La settimana che sta per iniziare si preannuncia cruciale e potrebbe sciogliere alcuni nodi fondamentali per il futuro del club. Già nella giornata di lunedì potrebbero emergere notizie pressoché definitive sulla trattativa tra Eugenio Guarascio e la cordata italo-canadese interessata all’acquisizione della società. Tra le parti sarebbe stato raggiunto un accordo di massima, ma restano ancora da definire gli ultimi dettagli necessari per arrivare alla fumata bianca.
Gli imprenditori interessati all’acquisto avrebbero fretta di chiudere l’operazione nel più breve tempo possibile. Una necessità comprensibile, considerando che programmare con anticipo la stagione 2026/2027 rappresenterebbe il primo vero passo verso il rilancio sportivo e societario del club. Ma non solo. L’eventuale cambio di gestione dovrebbe soprattutto segnare il ritorno di un clima di unità e partecipazione con la piazza, irrimediabilmente incrinato da una conduzione giudicata da molti tifosi distante, confusionaria e a tratti arrogante.
Nel frattempo, un’altra data cerchiata in rosso sul calendario è quella di venerdì 29 maggio.
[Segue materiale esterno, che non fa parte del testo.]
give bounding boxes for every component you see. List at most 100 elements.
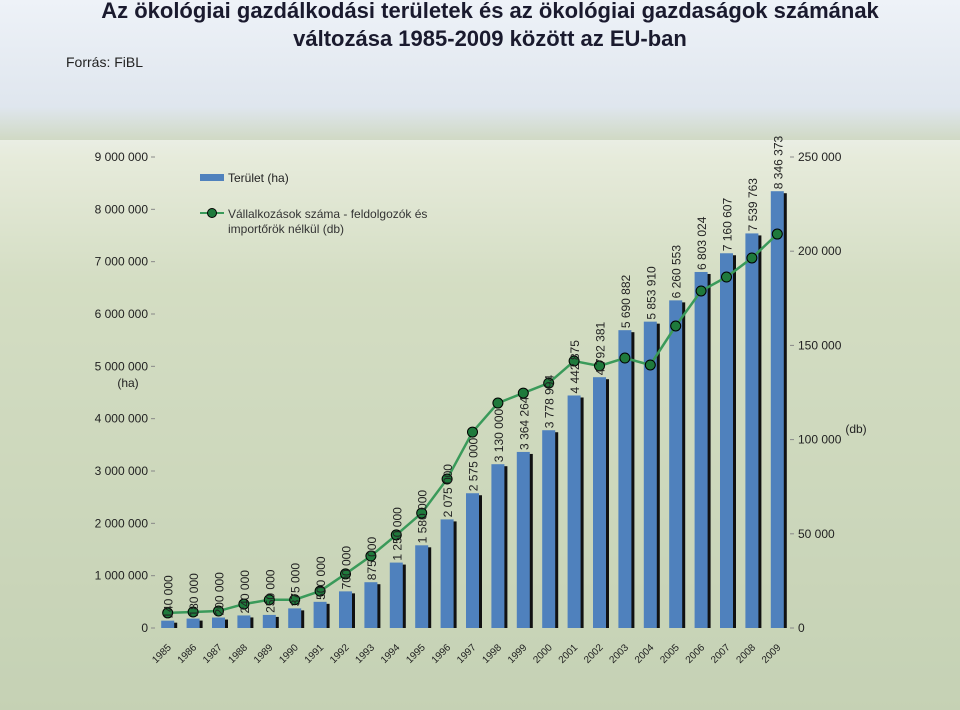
line-marker (390, 529, 402, 541)
line-marker (746, 252, 758, 264)
line-marker (644, 359, 656, 371)
data-label: 3 364 264 (517, 396, 531, 450)
y2-tick-label: 250 000 (798, 150, 842, 164)
line-marker (568, 355, 580, 367)
chart-title: Az ökológiai gazdálkodási területek és a… (101, 0, 879, 23)
bar (694, 271, 708, 628)
bar (542, 430, 556, 628)
data-label: 200 000 (213, 572, 227, 616)
line-marker (289, 594, 301, 606)
data-label: 2 075 000 (441, 464, 455, 518)
bar (212, 617, 225, 628)
data-label: 7 539 763 (746, 178, 760, 232)
line-marker (594, 360, 605, 372)
source: Forrás: FiBL (66, 54, 143, 70)
y-tick-label: 1 000 000 (95, 569, 149, 583)
data-label: 180 000 (187, 573, 201, 617)
data-label: 1 250 000 (390, 507, 404, 561)
data-label: 5 690 882 (619, 274, 633, 328)
bar (262, 614, 276, 628)
bar (237, 615, 251, 628)
data-label: 140 000 (162, 575, 176, 619)
data-label: 250 000 (263, 569, 277, 613)
data-label: 500 000 (314, 556, 328, 600)
bar (415, 545, 429, 628)
line-marker (365, 550, 377, 562)
bar (389, 562, 403, 628)
legend-swatch (200, 174, 224, 181)
bar (440, 519, 454, 628)
data-label: 6 260 553 (670, 245, 684, 299)
y2-tick-label: 50 000 (798, 527, 835, 541)
y-tick-label: 0 (141, 621, 148, 635)
line-marker (467, 426, 478, 438)
line-marker (721, 271, 732, 283)
data-label: 700 000 (340, 546, 354, 590)
data-label: 4 442 875 (568, 340, 582, 394)
line-marker (340, 568, 351, 580)
bar (593, 377, 606, 628)
line-marker (162, 607, 174, 619)
y-tick-label: 6 000 000 (95, 307, 149, 321)
y-tick-label: 5 000 000 (95, 359, 149, 373)
data-label: 2 575 000 (467, 438, 481, 492)
line-marker (619, 352, 631, 364)
line-marker (416, 507, 428, 519)
bar (745, 233, 759, 628)
line-marker (263, 594, 275, 606)
bar (313, 601, 327, 628)
line-marker (187, 606, 199, 618)
data-label: 240 000 (238, 570, 252, 614)
y2-tick-label: 0 (798, 621, 805, 635)
y-tick-label: 2 000 000 (95, 516, 149, 530)
line-marker (771, 228, 783, 240)
bar (770, 191, 784, 628)
line-marker (238, 598, 250, 610)
line-marker (441, 473, 453, 485)
line-marker (670, 320, 682, 332)
bar (567, 395, 581, 628)
y-tick-label: 9 000 000 (95, 150, 149, 164)
line-marker (314, 585, 326, 597)
y-tick-label: 3 000 000 (95, 464, 149, 478)
y-axis-label: (ha) (117, 376, 138, 390)
bar (669, 300, 683, 628)
data-label: 375 000 (289, 563, 303, 607)
y-tick-label: 4 000 000 (95, 412, 149, 426)
bar (618, 330, 632, 628)
y-tick-label: 8 000 000 (95, 202, 149, 216)
bar (186, 618, 200, 628)
bar (491, 464, 505, 628)
data-label: 5 853 910 (644, 266, 658, 320)
legend-label: Vállalkozások száma - feldolgozók és imp… (228, 207, 428, 236)
legend-marker (207, 208, 217, 218)
data-label: 875 000 (365, 537, 379, 581)
legend-label: Terület (ha) (228, 171, 289, 185)
line-marker (517, 387, 529, 399)
line-marker (213, 605, 224, 617)
bar (364, 582, 378, 628)
y2-tick-label: 150 000 (798, 338, 842, 352)
bar (288, 608, 302, 628)
data-label: 3 130 000 (492, 408, 506, 462)
bar (161, 620, 175, 628)
y2-tick-label: 100 000 (798, 433, 842, 447)
line-marker (543, 377, 555, 389)
chart-title: változása 1985-2009 között az EU-ban (293, 26, 687, 51)
bar (339, 591, 352, 628)
bar (643, 321, 657, 628)
bar (720, 253, 733, 628)
data-label: 6 803 024 (695, 216, 709, 270)
bar (466, 493, 479, 628)
y2-tick-label: 200 000 (798, 244, 842, 258)
y2-axis-label: (db) (845, 422, 866, 436)
y-tick-label: 7 000 000 (95, 255, 149, 269)
line-marker (492, 397, 504, 409)
data-label: 4 792 381 (594, 321, 608, 375)
data-label: 7 160 607 (721, 198, 735, 252)
data-label: 8 346 373 (771, 135, 785, 189)
data-label: 3 778 994 (543, 375, 557, 429)
data-label: 1 580 000 (416, 490, 430, 544)
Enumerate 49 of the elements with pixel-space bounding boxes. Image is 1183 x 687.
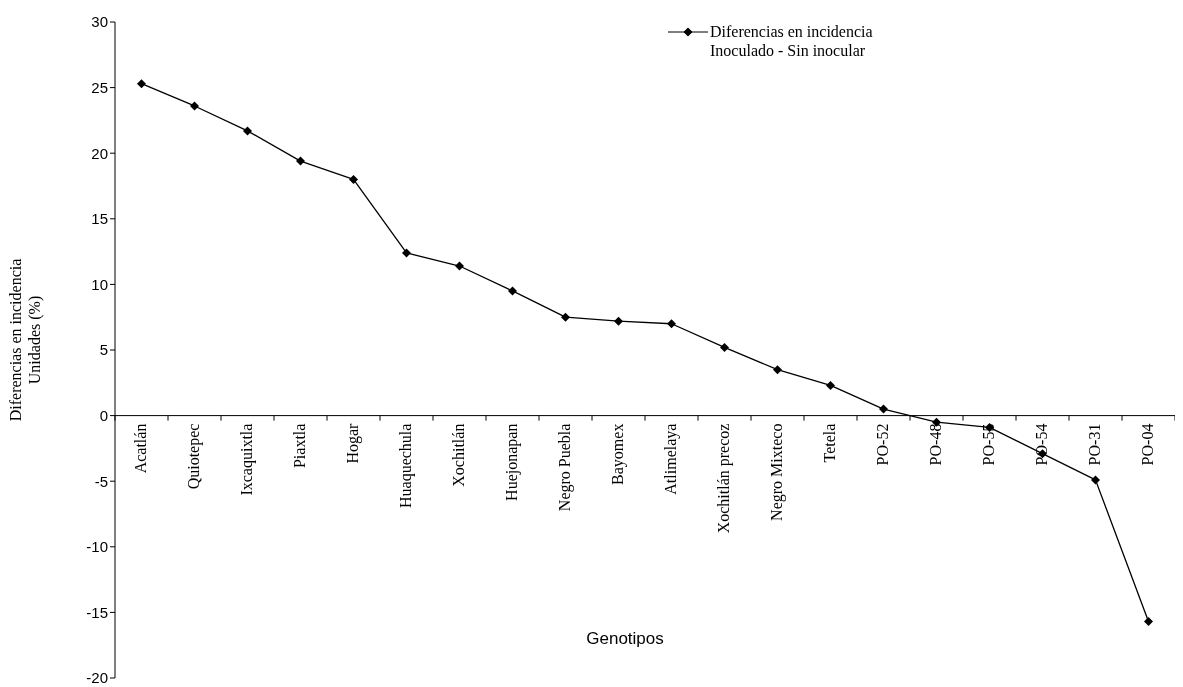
x-tick-label: PO-04: [1139, 423, 1157, 466]
x-tick-label: Atlimelaya: [662, 423, 681, 495]
y-tick-label: 0: [99, 406, 108, 424]
x-tick-label: PO-52: [874, 423, 892, 466]
point: [349, 174, 358, 184]
y-tick-label: 15: [91, 210, 108, 228]
point: [826, 380, 835, 390]
x-tick-label: Acatlán: [132, 423, 150, 474]
point: [296, 156, 305, 166]
x-tick-label: Piaxtla: [291, 423, 309, 469]
x-tick-label: Negro Mixteco: [768, 423, 787, 521]
x-tick-label: Xochitlán: [450, 423, 468, 487]
y-axis-title: Diferencias en incidencia Unidades (%): [7, 258, 44, 422]
point: [137, 79, 146, 89]
point: [402, 248, 411, 258]
y-tick-label: -10: [86, 538, 108, 556]
x-tick-label: Negro Puebla: [556, 423, 575, 512]
y-tick-label: -20: [86, 669, 108, 687]
point: [720, 342, 729, 352]
y-tick-label: 20: [91, 144, 108, 162]
point: [773, 365, 782, 375]
point: [508, 286, 517, 296]
x-tick-label: Huaquechula: [397, 423, 416, 509]
x-tick-label: Huejonapan: [503, 423, 522, 501]
point: [455, 261, 464, 271]
x-tick-label: PO-31: [1086, 423, 1104, 466]
x-tick-label: Bayomex: [609, 423, 628, 485]
point: [243, 126, 252, 136]
point: [1144, 617, 1153, 627]
x-axis-title: Genotipos: [586, 628, 664, 648]
x-tick-label: Ixcaquixtla: [238, 423, 257, 496]
point: [614, 316, 623, 326]
y-tick-label: -15: [86, 603, 108, 621]
point: [1091, 475, 1100, 485]
x-tick-label: Tetela: [821, 423, 839, 463]
y-tick-label: 5: [99, 341, 108, 359]
x-tick-label: Quiotepec: [185, 423, 204, 490]
point: [667, 319, 676, 329]
legend-label: Diferencias en incidencia Inoculado - Sin inocular: [710, 22, 873, 60]
point: [879, 404, 888, 414]
point: [561, 312, 570, 322]
y-tick-label: 10: [91, 275, 108, 293]
x-tick-label: Xochitlán precoz: [715, 423, 734, 534]
point: [190, 101, 199, 111]
x-tick-label: Hogar: [344, 422, 363, 464]
x-tick-label: PO-48: [927, 423, 945, 466]
y-tick-label: -5: [94, 472, 108, 490]
y-tick-label: 25: [91, 78, 108, 96]
y-tick-label: 30: [91, 13, 108, 31]
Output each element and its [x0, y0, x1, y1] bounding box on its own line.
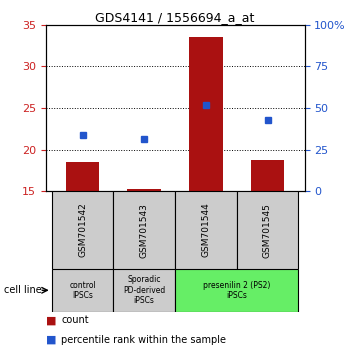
Text: GSM701542: GSM701542 — [78, 203, 87, 257]
Bar — [237, 191, 298, 269]
Text: GSM701545: GSM701545 — [263, 202, 272, 258]
Bar — [175, 269, 298, 312]
Bar — [52, 191, 113, 269]
Bar — [127, 189, 161, 191]
Text: cell line: cell line — [4, 285, 41, 295]
Text: control
IPSCs: control IPSCs — [69, 281, 96, 300]
Text: GSM701544: GSM701544 — [201, 203, 210, 257]
Title: GDS4141 / 1556694_a_at: GDS4141 / 1556694_a_at — [95, 11, 255, 24]
Text: presenilin 2 (PS2)
iPSCs: presenilin 2 (PS2) iPSCs — [203, 281, 270, 300]
Bar — [113, 269, 175, 312]
Bar — [251, 160, 285, 191]
Text: percentile rank within the sample: percentile rank within the sample — [61, 335, 226, 345]
Bar — [113, 191, 175, 269]
Bar — [52, 269, 113, 312]
Text: GSM701543: GSM701543 — [140, 202, 149, 258]
Text: Sporadic
PD-derived
iPSCs: Sporadic PD-derived iPSCs — [123, 275, 165, 305]
Text: ■: ■ — [46, 335, 56, 345]
Bar — [189, 37, 223, 191]
Text: count: count — [61, 315, 89, 325]
Bar — [175, 191, 237, 269]
Text: ■: ■ — [46, 315, 56, 325]
Bar — [65, 162, 99, 191]
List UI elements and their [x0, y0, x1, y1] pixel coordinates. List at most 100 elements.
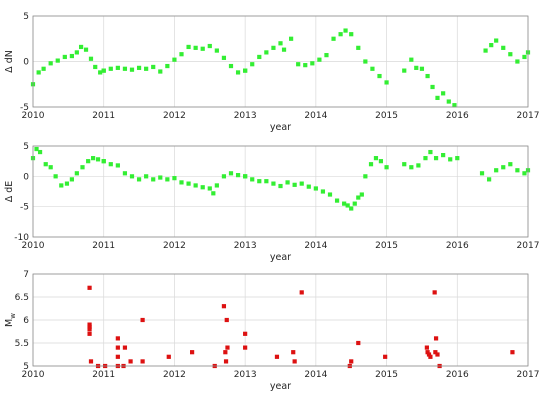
dn-data-point [165, 63, 170, 69]
dn-data-point [419, 66, 425, 71]
dn-data-point [172, 57, 177, 62]
mw-x-tick-label: 2011 [92, 370, 115, 380]
de-data-point [378, 159, 384, 164]
dn-data-point [483, 48, 488, 53]
dn-data-point [343, 28, 348, 33]
dn-data-point [349, 32, 354, 37]
dn-data-point [317, 57, 322, 62]
de-data-point [158, 175, 163, 180]
de-data-point [207, 186, 212, 191]
mw-data-point [510, 350, 515, 355]
dn-data-point [78, 44, 84, 50]
dn-data-point [338, 32, 343, 37]
mw-data-point [428, 354, 433, 359]
de-data-point [108, 162, 113, 167]
dn-data-point [515, 59, 520, 64]
dn-data-point [278, 41, 283, 46]
dn-axes-frame [32, 15, 529, 108]
de-x-tick-label: 2014 [304, 241, 327, 251]
de-data-point [193, 183, 198, 188]
mw-data-point [88, 359, 94, 364]
mw-data-point [292, 359, 297, 364]
mw-data-point [243, 331, 248, 336]
de-y-tick-label: 5 [23, 142, 29, 152]
dn-data-point [435, 95, 440, 100]
dn-data-point [41, 66, 46, 71]
mw-data-point [432, 290, 437, 295]
mw-data-point [433, 336, 439, 341]
de-data-point [409, 165, 414, 170]
de-data-point [428, 149, 433, 155]
dn-data-point [296, 62, 301, 67]
de-data-point [384, 165, 389, 170]
de-data-point [352, 201, 357, 206]
dn-x-tick-label: 2010 [22, 111, 45, 121]
dn-data-point [101, 68, 106, 73]
dn-data-point [228, 63, 234, 69]
dn-data-point [522, 54, 527, 60]
dn-data-point [430, 84, 435, 90]
dn-data-point [257, 54, 262, 60]
dn-data-point [281, 47, 287, 52]
mw-x-tick-label: 2012 [163, 370, 186, 380]
de-data-point [359, 192, 364, 197]
de-y-tick-label: -10 [14, 233, 29, 243]
de-data-point [501, 165, 506, 170]
mw-data-point [223, 350, 228, 355]
de-data-point [433, 156, 439, 161]
de-data-point [373, 156, 379, 161]
dn-data-point [303, 63, 308, 68]
dn-data-point [508, 52, 513, 57]
mw-data-point [87, 327, 92, 332]
de-data-point [80, 165, 85, 170]
de-data-point [327, 192, 333, 197]
de-data-point [144, 174, 149, 179]
dn-data-point [62, 54, 67, 60]
dn-data-point [221, 55, 227, 60]
mw-data-point [356, 340, 361, 346]
mw-y-axis-label: Mw [4, 313, 17, 327]
mw-data-point [140, 317, 145, 323]
mw-data-point [225, 345, 230, 350]
de-data-point [43, 162, 48, 167]
de-data-point [101, 159, 106, 164]
de-data-point [448, 157, 453, 162]
de-data-point [441, 153, 446, 158]
dn-data-point [69, 53, 74, 59]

Entro quel giorno il Cosenza Calcio dovrà comunicare alla Lega Pro l’impianto nel quale disputerà le gare casalinghe della prossima stagione. E qui si apre un ulteriore scenario delicato.
Se il cambio societario non dovesse concretizzarsi entro quella scadenza, sarà inevitabile capire quale posizione assumerà il Comune riguardo alla concessione del nulla osta per l’utilizzo dello stadio “San Vito-Gigi Marulla“. Un tema particolarmente sensibile, soprattutto alla luce delle indicazioni emerse nel consiglio comunale straordinario dedicato proprio alla vicenda rossoblù e ai rapporti tra amministrazione e società.
La giornata del 29 maggio sarà importante anche sul fronte della protesta popolare. Alle ore 18:36, con partenza da piazza Kennedy, prenderà infatti il via la manifestazione organizzata dai tifosi sotto lo slogan emblematico “LiberiAMO il Cosenza”. Un corteo che attraverserà le vie del centro cittadino e che, con il passare dei giorni, continua a raccogliere adesioni da parte di gruppi organizzati, semplici sostenitori e cittadini. I prossimi giorni, in un senso o nell’altro, potrebbero davvero segnare il futuro del calcio cosentino.